What I’m talking about here are “snacks that contain enough grease to float a battleship.” These would include items from the chicken wing group, the doughnut group, the miniature cheeseburger group and the taco group. Napkins and insulin shots are optional.
- Step No. 6 — We should take a moment here to talk about decor. Since it’s a Super Bowl party, you will want to ensure your guests arrive wearing the official colours of the competing teams, namely the Denver Broncos and the Carolina Panthers.
The Broncos’ official colour is orange, whereas the Panthers’ main colour is something along the lines of blue, or teal, possibly aquamarine. OK, no one actually knows what their official colour is, but that doesn’t matter. What matters is your guests arrive sporting one of those colours so you can mock them for having the fashion sense of a cinder block.
- Step No. 7 — As a columnist at a family newspaper, Uncle Doug is not allowed to encourage betting. However, he sees nothing wrong with a few “friendly wagers,” provided they give you decent odds on which direction Peyton Manning’s tibia will be facing after his leg is torn off by the Panthers’ defence. (Hint: Las Vegas oddsmakers suggest the smart money is on “southwest.”)
- Step No. 8 — Remind your host (Tip: this should NOT be you) it is important to ensure the comfort of all guests, especially in the bathroom. According to an etiquette website I have just visited, it is essential to put an extra roll of toilet tissue on top of the tank in case of emergencies.
Here is an important Super Toilet Bowl fact from the website of the Daytona Daily News: “During Super Bowl halftime, there are an estimated 90 million toilet flushes.

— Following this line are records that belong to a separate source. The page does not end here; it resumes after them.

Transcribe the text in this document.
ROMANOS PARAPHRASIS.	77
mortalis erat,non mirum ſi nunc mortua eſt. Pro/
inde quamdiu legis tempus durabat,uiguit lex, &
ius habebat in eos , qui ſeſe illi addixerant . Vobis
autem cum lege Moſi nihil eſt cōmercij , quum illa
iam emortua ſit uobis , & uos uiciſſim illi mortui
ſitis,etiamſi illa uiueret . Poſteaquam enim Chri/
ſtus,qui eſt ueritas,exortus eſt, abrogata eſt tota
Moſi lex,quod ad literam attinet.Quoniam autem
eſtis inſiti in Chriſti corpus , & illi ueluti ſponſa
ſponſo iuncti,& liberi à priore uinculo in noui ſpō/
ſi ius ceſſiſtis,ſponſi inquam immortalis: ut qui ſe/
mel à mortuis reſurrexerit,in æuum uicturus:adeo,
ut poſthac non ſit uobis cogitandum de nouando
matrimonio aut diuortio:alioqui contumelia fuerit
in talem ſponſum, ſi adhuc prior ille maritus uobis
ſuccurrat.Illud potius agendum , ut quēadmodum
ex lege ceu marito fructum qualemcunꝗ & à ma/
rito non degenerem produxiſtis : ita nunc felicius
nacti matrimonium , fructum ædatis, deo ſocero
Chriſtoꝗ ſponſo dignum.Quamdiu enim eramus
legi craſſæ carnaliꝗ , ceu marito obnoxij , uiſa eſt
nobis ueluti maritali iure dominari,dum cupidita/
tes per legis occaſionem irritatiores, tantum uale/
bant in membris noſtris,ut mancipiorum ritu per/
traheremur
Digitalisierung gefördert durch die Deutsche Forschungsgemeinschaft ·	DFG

That’s equivalent to 180 million gallons of water flowing at once, or 3.5 minutes of flowing water on the Niagara Falls.”
- Step No. 9 — As anyone who has seen a Super Bowl will tell you, it’s important to stay focused… on the commercials. The game itself usually sucks, but the ads make everything worthwhile.

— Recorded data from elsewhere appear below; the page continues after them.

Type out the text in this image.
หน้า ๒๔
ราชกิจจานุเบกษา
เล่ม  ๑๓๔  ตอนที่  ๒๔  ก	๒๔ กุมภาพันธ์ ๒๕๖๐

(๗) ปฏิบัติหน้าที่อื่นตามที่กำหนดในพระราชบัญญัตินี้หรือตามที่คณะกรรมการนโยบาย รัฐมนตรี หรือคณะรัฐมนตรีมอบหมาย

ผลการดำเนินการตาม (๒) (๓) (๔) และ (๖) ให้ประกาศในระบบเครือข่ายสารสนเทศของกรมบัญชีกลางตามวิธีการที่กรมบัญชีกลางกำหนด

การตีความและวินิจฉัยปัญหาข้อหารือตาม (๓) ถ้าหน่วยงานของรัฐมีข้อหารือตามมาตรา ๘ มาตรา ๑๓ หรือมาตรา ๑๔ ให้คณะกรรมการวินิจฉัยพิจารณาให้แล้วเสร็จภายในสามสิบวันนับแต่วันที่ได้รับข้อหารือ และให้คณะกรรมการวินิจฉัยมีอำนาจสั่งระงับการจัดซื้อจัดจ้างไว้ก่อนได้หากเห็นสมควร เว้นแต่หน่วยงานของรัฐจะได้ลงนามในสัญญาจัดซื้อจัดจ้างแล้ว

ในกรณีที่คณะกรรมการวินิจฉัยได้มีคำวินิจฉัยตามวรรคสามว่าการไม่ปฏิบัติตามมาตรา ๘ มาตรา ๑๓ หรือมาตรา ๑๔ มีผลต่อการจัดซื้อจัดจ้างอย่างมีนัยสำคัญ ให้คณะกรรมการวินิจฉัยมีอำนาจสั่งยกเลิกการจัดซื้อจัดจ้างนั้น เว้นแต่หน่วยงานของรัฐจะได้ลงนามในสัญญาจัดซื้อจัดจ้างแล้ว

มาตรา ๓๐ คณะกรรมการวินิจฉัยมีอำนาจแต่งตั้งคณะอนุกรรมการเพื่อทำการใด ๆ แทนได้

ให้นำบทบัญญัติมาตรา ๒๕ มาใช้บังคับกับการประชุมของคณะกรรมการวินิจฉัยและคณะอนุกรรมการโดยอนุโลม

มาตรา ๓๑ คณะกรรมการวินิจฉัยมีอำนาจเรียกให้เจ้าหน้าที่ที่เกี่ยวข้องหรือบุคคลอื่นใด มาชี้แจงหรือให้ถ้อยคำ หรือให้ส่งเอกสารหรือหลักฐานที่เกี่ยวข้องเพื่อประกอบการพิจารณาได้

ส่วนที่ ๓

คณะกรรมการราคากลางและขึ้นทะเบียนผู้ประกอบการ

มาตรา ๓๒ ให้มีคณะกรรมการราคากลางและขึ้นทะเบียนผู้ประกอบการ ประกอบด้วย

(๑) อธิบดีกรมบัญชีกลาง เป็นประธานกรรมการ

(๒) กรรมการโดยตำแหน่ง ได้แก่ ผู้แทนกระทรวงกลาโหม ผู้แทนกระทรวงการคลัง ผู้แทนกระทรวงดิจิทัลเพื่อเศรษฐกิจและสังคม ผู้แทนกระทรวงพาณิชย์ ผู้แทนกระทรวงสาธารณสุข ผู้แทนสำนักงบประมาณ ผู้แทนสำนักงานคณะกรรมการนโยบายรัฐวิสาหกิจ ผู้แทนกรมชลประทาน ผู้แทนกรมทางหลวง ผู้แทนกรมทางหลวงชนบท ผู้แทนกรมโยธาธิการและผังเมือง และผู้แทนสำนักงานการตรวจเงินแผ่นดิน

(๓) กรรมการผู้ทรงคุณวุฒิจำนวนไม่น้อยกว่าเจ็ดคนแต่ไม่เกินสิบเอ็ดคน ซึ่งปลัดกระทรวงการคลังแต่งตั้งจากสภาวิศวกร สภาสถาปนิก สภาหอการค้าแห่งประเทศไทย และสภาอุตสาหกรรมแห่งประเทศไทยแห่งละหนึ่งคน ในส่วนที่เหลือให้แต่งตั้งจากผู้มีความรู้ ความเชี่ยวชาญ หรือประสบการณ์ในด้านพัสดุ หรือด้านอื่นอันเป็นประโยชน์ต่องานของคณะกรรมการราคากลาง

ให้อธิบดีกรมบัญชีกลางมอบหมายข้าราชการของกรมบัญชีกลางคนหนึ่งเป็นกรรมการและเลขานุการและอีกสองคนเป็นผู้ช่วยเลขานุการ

The bad news is, you will be watching the game in Canada, which means no matter which commercial is broadcast, it will contain the same three Canadian actors. “Hey,” you will say to your fellow partygoers, “isn’t the mom in this taco dip ad the same woman who played the toilet-bowl obsessed housewife in the Lysol commercial?”
- Step No. 10 — Don’t humiliate yourself by revealing you know nothing about football. So I suggest at random points, you mention the following fun but true facts: a) The average salary for a player today is US$2.1 million; b) Football telecasts last about three hours, but the ball is usually only in play for 11 minutes; and c) The average defensive tackle weighs 315 pounds and will lose nine pounds of water during the game.
- Step No. 11 — If you can remember all these dorky facts, I have one last question — would you be willing to eat this frog spleen for a quarter?